The default value is 0.

Note: This property is applied to all numeric fields; floating point numbers cannot be provided.

DefaultValueForNullBoolean

Optionally specify the value to be used for Null input boolean fields when they are referenced in an expression in the Calculated Fields table.

Choose from one of the following options:

  • True
  • False
  • Null

The default value is False.

DefaultValueForNullDate

Optionally specify the value to be used for Null input date fields when they are referenced in an expression in the Calculated Fields table.

Choose one of the following from the drop-down list, or enter a different default date value in the format yyyy-MM-dd:

  • Today - Null date values that are used in an expression are set to the date when the node began execution.
  • Null - Null date values are left null when used in an expression.
  • 1970-01-01

The default value is 1970-01-01.

DefaultValueForNullTime

Optionally specify the value to be used for Null input time fields when they are referenced in an expression in the Calculated Fields table.

Choose one of the following from the drop-down list, or enter a different default time value in the format HH:mm:ss:

  • Now - Null time values that are used in an expression are set to the time when the node began execution.
  • 00:00:00
  • Null - Null time values are left null when used in an expression.
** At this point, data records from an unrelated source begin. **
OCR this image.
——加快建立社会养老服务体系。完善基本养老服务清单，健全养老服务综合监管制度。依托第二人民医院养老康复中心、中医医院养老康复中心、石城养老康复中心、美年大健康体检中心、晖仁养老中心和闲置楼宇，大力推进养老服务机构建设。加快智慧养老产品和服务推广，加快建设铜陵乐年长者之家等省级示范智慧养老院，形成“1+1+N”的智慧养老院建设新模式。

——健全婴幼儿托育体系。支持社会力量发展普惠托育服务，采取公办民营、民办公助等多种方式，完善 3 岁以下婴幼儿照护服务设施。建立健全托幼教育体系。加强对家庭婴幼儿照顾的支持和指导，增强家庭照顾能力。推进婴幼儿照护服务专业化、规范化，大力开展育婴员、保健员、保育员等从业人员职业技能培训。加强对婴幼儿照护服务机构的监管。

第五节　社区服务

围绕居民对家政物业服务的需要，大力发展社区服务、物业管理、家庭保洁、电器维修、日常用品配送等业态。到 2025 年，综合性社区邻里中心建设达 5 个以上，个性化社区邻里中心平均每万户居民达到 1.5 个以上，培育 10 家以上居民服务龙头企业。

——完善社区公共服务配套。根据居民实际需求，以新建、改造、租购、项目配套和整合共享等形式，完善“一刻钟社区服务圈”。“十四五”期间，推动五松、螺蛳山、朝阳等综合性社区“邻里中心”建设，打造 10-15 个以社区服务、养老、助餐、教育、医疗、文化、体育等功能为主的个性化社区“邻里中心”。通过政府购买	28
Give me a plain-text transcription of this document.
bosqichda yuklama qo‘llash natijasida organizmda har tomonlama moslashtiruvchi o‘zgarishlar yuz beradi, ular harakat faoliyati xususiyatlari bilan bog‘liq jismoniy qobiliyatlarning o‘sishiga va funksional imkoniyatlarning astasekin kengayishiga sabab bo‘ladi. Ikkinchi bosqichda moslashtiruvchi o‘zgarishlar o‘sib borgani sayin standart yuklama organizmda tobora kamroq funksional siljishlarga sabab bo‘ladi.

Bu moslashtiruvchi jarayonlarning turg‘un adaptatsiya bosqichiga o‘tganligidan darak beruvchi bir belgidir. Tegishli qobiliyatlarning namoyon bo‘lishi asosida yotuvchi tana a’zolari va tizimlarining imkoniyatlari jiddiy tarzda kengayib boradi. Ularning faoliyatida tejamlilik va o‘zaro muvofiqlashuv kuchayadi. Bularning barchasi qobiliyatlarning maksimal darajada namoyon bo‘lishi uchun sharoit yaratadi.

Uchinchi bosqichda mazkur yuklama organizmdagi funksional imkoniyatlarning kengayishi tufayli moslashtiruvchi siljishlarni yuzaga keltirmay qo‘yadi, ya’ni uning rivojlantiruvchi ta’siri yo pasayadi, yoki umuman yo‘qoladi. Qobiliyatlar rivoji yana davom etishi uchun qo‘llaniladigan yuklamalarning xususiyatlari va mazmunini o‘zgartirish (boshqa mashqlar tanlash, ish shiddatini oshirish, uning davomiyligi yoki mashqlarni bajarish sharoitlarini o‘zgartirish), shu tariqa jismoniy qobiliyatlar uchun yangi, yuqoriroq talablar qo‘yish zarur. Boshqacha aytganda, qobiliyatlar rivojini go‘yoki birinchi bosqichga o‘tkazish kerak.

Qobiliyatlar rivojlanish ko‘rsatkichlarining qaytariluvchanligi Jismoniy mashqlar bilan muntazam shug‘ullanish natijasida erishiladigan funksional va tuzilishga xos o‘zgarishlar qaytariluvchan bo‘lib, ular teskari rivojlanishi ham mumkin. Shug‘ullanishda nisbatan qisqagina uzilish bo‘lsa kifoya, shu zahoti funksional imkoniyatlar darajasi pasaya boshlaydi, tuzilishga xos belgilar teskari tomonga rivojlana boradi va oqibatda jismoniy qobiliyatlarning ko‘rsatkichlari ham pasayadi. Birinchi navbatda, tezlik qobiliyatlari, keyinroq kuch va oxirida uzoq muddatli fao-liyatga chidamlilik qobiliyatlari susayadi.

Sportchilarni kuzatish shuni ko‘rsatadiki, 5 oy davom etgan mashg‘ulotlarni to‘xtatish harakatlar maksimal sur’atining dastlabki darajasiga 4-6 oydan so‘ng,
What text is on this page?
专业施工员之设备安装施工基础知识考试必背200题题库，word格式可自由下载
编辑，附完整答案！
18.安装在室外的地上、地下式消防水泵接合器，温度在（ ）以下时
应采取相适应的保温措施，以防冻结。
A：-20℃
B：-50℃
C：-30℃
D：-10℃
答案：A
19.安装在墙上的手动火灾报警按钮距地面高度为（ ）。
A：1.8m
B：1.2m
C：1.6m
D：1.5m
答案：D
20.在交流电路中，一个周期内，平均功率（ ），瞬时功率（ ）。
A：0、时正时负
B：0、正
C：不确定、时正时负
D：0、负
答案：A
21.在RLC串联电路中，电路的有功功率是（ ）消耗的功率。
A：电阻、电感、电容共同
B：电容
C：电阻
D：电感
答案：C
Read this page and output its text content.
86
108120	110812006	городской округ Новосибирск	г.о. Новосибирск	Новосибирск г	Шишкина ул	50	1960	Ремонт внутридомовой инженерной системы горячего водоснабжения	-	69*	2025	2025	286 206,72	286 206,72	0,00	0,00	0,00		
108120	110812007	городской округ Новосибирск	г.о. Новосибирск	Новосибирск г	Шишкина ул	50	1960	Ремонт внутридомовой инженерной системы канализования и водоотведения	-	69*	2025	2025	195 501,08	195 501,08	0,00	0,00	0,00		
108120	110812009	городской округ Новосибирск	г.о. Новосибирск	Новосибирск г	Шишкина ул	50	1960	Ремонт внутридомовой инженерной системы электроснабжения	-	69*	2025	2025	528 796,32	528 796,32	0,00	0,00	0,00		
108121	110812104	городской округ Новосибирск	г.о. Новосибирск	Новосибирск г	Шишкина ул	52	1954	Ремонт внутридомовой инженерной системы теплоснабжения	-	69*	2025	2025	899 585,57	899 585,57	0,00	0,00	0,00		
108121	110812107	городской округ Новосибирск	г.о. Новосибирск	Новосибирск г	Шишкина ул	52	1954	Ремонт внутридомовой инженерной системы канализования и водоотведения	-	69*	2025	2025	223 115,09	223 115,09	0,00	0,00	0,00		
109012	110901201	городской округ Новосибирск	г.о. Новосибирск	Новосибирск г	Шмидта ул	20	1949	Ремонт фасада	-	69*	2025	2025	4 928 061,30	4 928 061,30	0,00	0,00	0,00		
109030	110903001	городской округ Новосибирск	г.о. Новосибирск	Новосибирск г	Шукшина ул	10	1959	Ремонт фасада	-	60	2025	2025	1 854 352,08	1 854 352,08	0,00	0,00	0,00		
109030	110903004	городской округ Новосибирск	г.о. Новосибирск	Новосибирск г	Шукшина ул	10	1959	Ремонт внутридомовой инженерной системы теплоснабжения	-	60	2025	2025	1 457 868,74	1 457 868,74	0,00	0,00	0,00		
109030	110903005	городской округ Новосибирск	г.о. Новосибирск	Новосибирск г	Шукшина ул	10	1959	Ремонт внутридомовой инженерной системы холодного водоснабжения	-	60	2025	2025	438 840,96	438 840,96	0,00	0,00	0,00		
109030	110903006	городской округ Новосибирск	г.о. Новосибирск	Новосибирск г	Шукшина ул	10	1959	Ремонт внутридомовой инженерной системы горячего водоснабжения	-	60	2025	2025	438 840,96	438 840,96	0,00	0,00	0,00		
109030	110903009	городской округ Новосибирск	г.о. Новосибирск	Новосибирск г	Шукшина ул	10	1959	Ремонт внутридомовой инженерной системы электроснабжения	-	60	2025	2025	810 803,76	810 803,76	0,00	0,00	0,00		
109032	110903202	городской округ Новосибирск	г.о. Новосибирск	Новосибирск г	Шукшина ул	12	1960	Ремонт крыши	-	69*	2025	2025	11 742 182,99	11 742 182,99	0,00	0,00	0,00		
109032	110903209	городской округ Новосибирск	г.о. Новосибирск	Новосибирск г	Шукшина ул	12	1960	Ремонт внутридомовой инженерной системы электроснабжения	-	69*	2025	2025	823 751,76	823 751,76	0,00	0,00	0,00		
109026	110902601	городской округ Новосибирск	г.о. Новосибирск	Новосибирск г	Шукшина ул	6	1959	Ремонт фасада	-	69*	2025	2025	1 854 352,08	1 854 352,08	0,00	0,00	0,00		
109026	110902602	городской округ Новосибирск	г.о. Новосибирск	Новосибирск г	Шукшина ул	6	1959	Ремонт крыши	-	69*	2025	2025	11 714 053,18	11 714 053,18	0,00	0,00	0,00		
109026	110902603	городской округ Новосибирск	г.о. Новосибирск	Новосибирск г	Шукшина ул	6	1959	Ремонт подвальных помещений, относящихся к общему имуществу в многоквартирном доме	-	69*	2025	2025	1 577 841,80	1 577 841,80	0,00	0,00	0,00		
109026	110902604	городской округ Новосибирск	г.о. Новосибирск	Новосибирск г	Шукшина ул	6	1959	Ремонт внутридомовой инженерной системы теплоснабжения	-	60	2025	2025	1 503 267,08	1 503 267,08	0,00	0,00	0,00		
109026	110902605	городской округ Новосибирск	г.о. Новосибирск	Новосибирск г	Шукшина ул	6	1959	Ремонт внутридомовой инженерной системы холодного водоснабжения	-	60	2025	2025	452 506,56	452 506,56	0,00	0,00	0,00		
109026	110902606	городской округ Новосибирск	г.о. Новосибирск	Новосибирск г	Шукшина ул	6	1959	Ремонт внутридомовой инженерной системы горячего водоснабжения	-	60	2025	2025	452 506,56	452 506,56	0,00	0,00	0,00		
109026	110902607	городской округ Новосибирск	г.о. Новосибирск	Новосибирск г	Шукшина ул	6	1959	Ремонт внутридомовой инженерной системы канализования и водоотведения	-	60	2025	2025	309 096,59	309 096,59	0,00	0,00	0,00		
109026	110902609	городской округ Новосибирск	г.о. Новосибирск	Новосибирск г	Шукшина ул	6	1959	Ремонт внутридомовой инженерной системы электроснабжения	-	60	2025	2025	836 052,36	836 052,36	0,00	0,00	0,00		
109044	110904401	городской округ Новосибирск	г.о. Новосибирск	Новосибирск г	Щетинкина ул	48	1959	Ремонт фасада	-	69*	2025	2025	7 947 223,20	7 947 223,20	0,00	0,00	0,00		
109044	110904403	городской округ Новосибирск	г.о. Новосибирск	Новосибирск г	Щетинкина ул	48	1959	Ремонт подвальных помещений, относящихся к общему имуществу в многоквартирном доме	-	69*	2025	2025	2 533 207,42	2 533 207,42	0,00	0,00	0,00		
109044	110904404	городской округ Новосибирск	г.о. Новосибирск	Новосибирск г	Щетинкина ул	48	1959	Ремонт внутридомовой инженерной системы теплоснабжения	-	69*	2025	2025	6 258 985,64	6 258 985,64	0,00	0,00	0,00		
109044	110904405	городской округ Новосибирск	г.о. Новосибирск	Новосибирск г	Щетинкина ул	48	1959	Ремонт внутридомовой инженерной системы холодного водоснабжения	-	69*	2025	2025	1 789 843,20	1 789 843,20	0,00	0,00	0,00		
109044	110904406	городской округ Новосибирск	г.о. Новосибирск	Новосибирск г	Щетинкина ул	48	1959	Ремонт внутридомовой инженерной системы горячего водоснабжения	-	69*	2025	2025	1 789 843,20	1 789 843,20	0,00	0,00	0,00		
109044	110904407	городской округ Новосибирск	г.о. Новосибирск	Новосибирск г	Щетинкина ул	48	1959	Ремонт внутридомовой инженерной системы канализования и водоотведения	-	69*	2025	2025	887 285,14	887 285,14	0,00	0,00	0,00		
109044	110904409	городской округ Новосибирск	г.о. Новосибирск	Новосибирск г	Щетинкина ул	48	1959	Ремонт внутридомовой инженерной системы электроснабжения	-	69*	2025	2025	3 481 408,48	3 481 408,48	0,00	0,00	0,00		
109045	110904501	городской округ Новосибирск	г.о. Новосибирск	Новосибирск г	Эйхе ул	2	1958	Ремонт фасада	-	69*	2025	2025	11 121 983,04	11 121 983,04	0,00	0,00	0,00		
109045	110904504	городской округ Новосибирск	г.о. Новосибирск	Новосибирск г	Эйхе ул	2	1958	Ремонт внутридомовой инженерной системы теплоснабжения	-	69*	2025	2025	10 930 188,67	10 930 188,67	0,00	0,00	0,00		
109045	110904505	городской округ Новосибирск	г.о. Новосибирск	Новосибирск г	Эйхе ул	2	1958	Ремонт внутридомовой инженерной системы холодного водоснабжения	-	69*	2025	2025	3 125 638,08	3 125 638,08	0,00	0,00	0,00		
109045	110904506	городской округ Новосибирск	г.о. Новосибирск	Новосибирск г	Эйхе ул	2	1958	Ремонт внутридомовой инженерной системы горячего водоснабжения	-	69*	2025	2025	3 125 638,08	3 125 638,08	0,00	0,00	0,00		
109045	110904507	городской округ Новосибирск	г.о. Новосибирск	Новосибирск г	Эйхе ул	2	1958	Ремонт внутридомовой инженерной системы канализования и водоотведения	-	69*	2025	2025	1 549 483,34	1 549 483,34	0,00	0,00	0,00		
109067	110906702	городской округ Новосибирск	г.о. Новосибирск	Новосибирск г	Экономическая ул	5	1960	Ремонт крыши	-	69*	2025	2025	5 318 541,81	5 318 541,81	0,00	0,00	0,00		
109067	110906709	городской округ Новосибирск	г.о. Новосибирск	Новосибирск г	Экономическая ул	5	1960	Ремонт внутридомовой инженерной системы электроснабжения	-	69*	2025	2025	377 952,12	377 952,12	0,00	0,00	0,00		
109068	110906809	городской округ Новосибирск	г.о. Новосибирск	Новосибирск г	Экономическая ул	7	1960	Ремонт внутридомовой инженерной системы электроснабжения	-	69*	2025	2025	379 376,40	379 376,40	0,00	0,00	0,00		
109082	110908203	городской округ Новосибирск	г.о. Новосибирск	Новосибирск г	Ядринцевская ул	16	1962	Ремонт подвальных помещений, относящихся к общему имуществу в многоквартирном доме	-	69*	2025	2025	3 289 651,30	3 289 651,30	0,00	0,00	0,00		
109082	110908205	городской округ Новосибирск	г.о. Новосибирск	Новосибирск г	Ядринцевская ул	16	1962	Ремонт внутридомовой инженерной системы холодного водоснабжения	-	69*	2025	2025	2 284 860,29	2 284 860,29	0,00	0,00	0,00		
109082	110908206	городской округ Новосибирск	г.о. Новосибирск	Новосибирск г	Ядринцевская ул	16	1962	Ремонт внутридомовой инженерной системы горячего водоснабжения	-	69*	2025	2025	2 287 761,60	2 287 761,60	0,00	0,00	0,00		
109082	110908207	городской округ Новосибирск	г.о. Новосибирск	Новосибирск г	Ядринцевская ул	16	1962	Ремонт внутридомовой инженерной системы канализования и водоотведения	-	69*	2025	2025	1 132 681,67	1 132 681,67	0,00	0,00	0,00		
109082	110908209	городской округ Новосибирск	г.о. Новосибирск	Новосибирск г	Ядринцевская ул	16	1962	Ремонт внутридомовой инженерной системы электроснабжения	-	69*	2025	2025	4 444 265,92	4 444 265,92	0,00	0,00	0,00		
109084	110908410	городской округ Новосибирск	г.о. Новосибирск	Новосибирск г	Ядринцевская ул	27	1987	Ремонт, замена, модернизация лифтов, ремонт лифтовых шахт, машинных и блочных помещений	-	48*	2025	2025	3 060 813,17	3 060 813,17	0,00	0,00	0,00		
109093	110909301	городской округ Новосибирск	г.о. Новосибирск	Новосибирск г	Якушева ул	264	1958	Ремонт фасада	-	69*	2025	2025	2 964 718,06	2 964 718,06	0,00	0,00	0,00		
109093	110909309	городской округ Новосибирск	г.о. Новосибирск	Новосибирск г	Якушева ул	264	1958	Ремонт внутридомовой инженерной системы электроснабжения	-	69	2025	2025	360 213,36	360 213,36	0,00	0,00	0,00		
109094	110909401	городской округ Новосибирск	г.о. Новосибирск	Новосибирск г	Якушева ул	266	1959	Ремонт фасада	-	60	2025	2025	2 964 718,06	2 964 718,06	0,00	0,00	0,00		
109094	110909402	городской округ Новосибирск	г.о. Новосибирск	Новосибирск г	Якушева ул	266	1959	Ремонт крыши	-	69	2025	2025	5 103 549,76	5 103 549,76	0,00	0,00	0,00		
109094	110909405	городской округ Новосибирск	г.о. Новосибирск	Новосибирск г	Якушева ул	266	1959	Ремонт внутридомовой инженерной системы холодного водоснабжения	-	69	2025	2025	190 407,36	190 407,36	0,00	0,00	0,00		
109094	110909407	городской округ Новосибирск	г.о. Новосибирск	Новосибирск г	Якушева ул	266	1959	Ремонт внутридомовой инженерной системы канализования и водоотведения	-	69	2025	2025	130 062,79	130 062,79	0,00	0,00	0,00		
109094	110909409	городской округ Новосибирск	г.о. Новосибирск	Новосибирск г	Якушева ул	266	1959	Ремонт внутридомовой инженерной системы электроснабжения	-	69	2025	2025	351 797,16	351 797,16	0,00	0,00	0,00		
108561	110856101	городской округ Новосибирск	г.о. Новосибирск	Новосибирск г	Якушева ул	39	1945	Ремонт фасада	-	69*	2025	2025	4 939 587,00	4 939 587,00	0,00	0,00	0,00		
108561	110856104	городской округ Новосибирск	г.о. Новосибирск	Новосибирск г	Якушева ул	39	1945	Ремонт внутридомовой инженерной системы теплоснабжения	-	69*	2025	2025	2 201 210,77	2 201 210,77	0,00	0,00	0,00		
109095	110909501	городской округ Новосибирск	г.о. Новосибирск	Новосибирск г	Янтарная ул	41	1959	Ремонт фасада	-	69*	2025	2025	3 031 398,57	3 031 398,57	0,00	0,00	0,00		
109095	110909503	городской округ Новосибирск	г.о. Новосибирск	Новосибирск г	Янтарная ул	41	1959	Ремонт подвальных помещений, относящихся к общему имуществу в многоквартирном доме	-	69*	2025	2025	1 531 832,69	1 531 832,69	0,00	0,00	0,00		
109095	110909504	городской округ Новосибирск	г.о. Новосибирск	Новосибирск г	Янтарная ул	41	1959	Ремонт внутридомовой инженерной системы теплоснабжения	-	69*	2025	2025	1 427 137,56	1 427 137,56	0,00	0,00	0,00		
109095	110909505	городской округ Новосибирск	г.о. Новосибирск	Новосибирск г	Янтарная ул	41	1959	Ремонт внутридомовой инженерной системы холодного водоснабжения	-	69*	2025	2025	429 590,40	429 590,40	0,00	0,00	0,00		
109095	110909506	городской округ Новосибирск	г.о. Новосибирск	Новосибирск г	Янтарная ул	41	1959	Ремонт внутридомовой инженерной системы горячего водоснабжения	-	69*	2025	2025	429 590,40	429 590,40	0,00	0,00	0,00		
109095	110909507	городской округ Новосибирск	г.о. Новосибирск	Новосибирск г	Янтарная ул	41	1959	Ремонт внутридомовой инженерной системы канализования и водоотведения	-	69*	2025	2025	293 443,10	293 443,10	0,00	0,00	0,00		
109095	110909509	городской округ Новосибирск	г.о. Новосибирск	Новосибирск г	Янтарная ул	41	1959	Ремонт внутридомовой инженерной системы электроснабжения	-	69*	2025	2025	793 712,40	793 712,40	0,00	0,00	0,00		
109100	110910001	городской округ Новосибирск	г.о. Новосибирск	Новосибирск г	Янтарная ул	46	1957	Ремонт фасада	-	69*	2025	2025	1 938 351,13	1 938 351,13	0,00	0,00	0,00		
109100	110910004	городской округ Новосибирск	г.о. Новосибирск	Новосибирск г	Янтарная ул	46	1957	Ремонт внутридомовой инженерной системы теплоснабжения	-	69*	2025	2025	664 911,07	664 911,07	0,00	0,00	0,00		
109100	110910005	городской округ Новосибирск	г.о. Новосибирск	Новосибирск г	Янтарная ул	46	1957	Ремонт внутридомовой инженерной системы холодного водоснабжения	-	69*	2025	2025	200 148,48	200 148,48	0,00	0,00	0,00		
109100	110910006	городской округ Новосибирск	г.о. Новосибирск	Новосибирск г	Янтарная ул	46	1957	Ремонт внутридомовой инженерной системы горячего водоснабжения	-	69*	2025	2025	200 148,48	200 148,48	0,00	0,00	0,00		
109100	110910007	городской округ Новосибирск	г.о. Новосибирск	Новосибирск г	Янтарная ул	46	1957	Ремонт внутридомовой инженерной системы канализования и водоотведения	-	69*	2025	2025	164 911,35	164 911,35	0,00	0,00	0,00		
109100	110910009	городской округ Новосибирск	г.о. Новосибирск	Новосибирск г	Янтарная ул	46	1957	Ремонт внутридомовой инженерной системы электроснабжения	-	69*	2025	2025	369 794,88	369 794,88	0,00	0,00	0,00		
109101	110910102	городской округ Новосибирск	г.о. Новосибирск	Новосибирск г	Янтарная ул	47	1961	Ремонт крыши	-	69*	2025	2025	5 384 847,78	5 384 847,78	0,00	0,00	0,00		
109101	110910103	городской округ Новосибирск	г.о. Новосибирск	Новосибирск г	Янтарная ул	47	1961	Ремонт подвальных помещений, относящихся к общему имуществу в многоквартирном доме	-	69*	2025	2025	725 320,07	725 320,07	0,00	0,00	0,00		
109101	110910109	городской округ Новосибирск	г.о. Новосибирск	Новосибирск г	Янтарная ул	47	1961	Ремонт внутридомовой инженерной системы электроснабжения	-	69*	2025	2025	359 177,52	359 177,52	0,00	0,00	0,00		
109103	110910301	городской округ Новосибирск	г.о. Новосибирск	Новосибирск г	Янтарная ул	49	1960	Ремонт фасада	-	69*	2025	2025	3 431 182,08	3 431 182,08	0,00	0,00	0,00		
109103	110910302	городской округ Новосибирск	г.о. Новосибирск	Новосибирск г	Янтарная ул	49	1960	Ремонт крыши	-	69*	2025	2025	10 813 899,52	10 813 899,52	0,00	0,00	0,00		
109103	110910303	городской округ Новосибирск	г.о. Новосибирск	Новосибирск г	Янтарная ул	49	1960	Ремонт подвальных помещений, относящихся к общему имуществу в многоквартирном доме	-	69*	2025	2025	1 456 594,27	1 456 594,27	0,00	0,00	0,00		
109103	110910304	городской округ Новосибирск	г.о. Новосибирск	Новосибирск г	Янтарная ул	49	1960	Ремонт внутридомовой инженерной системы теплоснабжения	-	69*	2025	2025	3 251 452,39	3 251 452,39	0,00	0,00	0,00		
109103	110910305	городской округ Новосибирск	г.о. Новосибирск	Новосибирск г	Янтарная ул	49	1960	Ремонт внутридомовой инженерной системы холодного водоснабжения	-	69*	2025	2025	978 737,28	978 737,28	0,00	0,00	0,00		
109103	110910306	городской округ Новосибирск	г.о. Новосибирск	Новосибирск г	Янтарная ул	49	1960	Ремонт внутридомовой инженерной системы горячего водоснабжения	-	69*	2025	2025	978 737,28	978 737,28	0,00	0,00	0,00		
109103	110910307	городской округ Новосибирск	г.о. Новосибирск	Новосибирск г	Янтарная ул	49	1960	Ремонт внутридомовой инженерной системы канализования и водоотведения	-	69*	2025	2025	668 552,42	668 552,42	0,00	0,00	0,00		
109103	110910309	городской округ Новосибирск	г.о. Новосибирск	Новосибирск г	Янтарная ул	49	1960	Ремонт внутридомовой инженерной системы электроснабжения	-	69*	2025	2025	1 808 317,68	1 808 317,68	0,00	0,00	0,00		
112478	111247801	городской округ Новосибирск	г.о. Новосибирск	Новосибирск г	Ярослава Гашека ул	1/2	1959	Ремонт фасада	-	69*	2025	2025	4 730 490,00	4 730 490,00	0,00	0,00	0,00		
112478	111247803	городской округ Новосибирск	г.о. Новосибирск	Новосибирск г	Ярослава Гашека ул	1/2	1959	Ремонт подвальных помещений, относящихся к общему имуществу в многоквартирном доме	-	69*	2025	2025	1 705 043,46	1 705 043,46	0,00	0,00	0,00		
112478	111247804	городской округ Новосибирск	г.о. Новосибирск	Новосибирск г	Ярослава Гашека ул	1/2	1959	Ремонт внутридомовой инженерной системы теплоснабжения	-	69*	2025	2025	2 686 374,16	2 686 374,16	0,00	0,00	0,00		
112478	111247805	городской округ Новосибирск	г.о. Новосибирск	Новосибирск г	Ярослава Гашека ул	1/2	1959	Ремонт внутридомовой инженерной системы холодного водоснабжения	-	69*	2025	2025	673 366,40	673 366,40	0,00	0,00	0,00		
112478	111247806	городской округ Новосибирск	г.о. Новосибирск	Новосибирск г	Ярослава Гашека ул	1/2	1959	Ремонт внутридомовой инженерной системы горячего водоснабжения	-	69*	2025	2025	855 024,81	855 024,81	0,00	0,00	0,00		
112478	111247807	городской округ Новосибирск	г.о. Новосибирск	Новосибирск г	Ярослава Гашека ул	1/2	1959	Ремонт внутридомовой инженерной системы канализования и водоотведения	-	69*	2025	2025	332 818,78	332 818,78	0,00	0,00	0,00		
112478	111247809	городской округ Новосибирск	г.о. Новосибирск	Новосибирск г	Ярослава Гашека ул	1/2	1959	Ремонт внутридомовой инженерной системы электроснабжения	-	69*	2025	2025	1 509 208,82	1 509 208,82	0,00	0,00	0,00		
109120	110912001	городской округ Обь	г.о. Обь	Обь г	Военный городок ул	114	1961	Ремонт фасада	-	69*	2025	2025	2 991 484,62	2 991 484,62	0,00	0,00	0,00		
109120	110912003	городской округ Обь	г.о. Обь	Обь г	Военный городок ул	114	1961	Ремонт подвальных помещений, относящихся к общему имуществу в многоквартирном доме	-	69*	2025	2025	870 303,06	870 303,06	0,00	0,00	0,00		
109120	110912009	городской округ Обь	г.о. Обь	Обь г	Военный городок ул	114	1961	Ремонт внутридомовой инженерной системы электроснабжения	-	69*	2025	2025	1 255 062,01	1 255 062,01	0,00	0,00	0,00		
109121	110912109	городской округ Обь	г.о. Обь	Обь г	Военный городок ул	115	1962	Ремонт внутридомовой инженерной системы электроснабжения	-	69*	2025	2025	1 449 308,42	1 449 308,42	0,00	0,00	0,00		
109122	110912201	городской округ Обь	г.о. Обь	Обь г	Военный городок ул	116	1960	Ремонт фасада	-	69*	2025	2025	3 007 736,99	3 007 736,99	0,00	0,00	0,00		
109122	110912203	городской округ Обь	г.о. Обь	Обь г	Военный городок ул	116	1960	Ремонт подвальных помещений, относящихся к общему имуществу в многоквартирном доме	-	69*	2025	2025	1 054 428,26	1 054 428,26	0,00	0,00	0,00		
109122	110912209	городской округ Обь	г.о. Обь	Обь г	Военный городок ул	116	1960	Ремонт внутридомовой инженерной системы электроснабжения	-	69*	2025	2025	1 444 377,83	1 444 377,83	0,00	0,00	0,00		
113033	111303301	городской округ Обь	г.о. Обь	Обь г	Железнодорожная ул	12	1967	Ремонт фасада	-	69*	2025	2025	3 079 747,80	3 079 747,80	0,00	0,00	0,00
The default value is 00:00:00.

DefaultValueForNullDateTime

Optionally specify the value to be used for Null input datetime fields when they are referenced in an expression in the Calculated Fields table.

Choose one of the following from the drop-down list, or enter a different default datetime value in the format yyyy-MM-dd HH:mm:ss:

  • Today - Null datetime values that are used in an expression are set to the start of the day when the node began execution.
  • Now - Null datetime values that are used in an expression are set to the value of datetime when the node began execution.
  • Null - Null datetime values are left null when used in an expression.
  • 1970-01-01 00:00:00

The default value is 1970-01-01 00:00:00.

WriteErrorRecordsToMainOutput

Optionally specify whether records are written to the first output when errors were encountered evaluating expressions against the corresponding input record.

For each input record, all expressions in the table are evaluated.

For any expression that has an error evaluating against a given input record, an error record is written to the Errors output.

Choose one of the following values:

  • False - no output record is written to the first output.
  • True - an output record is written to the first output, with all of the output fields populated that did not have expression errors.

The default value is False.

ErrorThresholdCount

Optionally specify the number of input records that can result in expression errors before the node fails.

For each input record, all expressions in the table are evaluated. Therefore, for each input record there could potentially be an error for each row in the Calculated Fields table. This threshold, however, applies to the number of input records against which errors were reported while evaluating the expressions.

Specify a valid, non-negative integer value for the field, or one of the following values:

  • 0 - the node fails on the first error encountered.
  • -1 - the node never fails due to an expression error against an input record

The default value is -1.

Tip: Typically you would set a a value for either the ErrorThresholdCount or the ErrorThresholdPercentage but not both.

ErrorThresholdPercentage

Optionally specify the percentage of input records that can result in expression errors before the node fails.

For each input record, all expressions in the table are evaluated. Therefore for each input record there could be potentially an error for each row in the Calculated Fields table. This threshold however, applies to the the percentage of input records against which errors were reported while evaluating the expressions.

The threshold is only applied after at least 100 records have been processed, or all records have been processed if there are less than 100 input records.

Specify a valid integer for the field between 1 and 100 (inclusive), or one of the following values:

  • 0 - the node will never fail due to an expression error against an input record.
  • -1 - the threshold is not applied.

The default value is 100 - meaning that the node will fail if all input records or all of the first 100 input records have errors.

Tip: Typically you would set a value for either the ErrorThresholdCount or the ErrorThresholdPercentage but not both.

Inputs and outputs

Inputs: in1.

Outputs: calculated fields, errors.